Dès lors que l’un de ces moyens sera avéré, il appartiendra au juge du contrat « d’ordonner après avoir vérifié que sa décision ne portera pas une atteinte excessive à l’intérêt général, qu’il soit mis fin à l’exécution du contrat, le cas échéant avec un effet différé. »[13]Alors que le juge de l’arrêt Tarn-et-Garonne dispose d’une palette de pouvoirs permettant de s’adapter à chaque situation, celui de l’arrêt commenté n’aura qu’un seul choix face à plusieurs situations : ordonner aux parties de mettre fin à l’exécution du contrat. Cette nouvelle voie de droit offerte aux tiers reste ainsi encadrée au niveau des moyens à faire valoir et de l’office du juge qui se voit adapté à la demande du requérant.
En conclusion, la jurisprudence l’arrêt SMPAT du 30 juin 2017, qui est d’application immédiate, constitue certes un pas de plus dans le contentieux des contrats administratifs mais il est loin d’être la fin d’une série de mutations entamée en 2007. L’unification du contentieux des contrats administratifs est plus que jamais en marche.

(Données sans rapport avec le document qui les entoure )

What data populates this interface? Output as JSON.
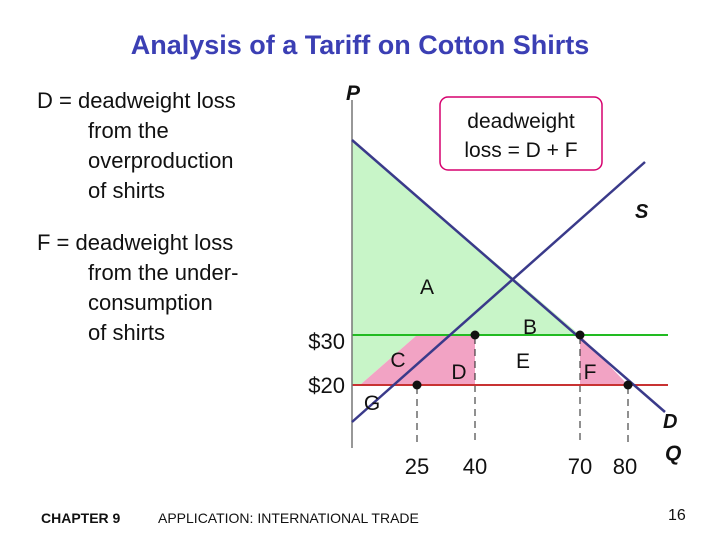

Combien de temps durera cette marche ? Seules les prochaines décisions du juge administratif apporteront d’autres éléments de réponse à cette question.
Marius TRO, Master 2 contrats et marchés publics – la pratique de l’achat public
Université de Paris-Sud
[1] CE, 30 juin 2017, Syndicat Mixte de Promotion de l’Activité Transmanche (SMPAT), considérant n°2.
[2] CE, Ass., 16 juill. 2007, n° 291545, Sté Tropic Travaux Signalisation : JurisData n° 2007-072199 ; Rec. CE, p.360, concl. D. Casas ; AJDA 2007, p.1577, chron. F. Lénica et J. Boucher ; GAJA n° 113.
[3] CE, n° 392815, 23 décembre 2016, Association Etudes et consommation CFDT du Languedoc-Roussillon.
[4] CE, Ass., n° 291545, 16 juillet 2007, Sté Tropic Travaux Signalisation préc.
[5] François BRENET, « L’élargissement du recours Tropic aux tiers justifiant d’un intérêt lésé », Droit Administratif n° 6, Juin 2014, comm. 36.
[6] CE Sect. 24 avril 1964, SA de livraisons industrielles et commerciales, Rec. p. 239, AJDA 1964, p. 308, concl. M. Combarnous
[7] CE, Sect., 24 avril 1964, SA de livraisons industrielles et commerciales, préc.
[8] CE, 30 juin 2017, Syndicat Mixte de Promotion de l’Activité Transmanche (SMPAT), considérant 3.
[9] Article 6 II du décret n° 2016-86 du 1er février 2016 relatif aux contrats de concession.
[10] CE, 22 janvier 1965, Société des établissements Michel Aubrun, Rec. p. 5.
[11] CE, n°126594, 31 juillet 1996, Société des téléphériques du Mont-Blanc.
[12] CE, n°365043, 7 mai 2013, Société auxiliaire de parcs de la région parisienne.
[13] CE, 30 juin 2017, Syndicat Mixte de Promotion de l’Activité Transmanche (SMPAT), considérant 5.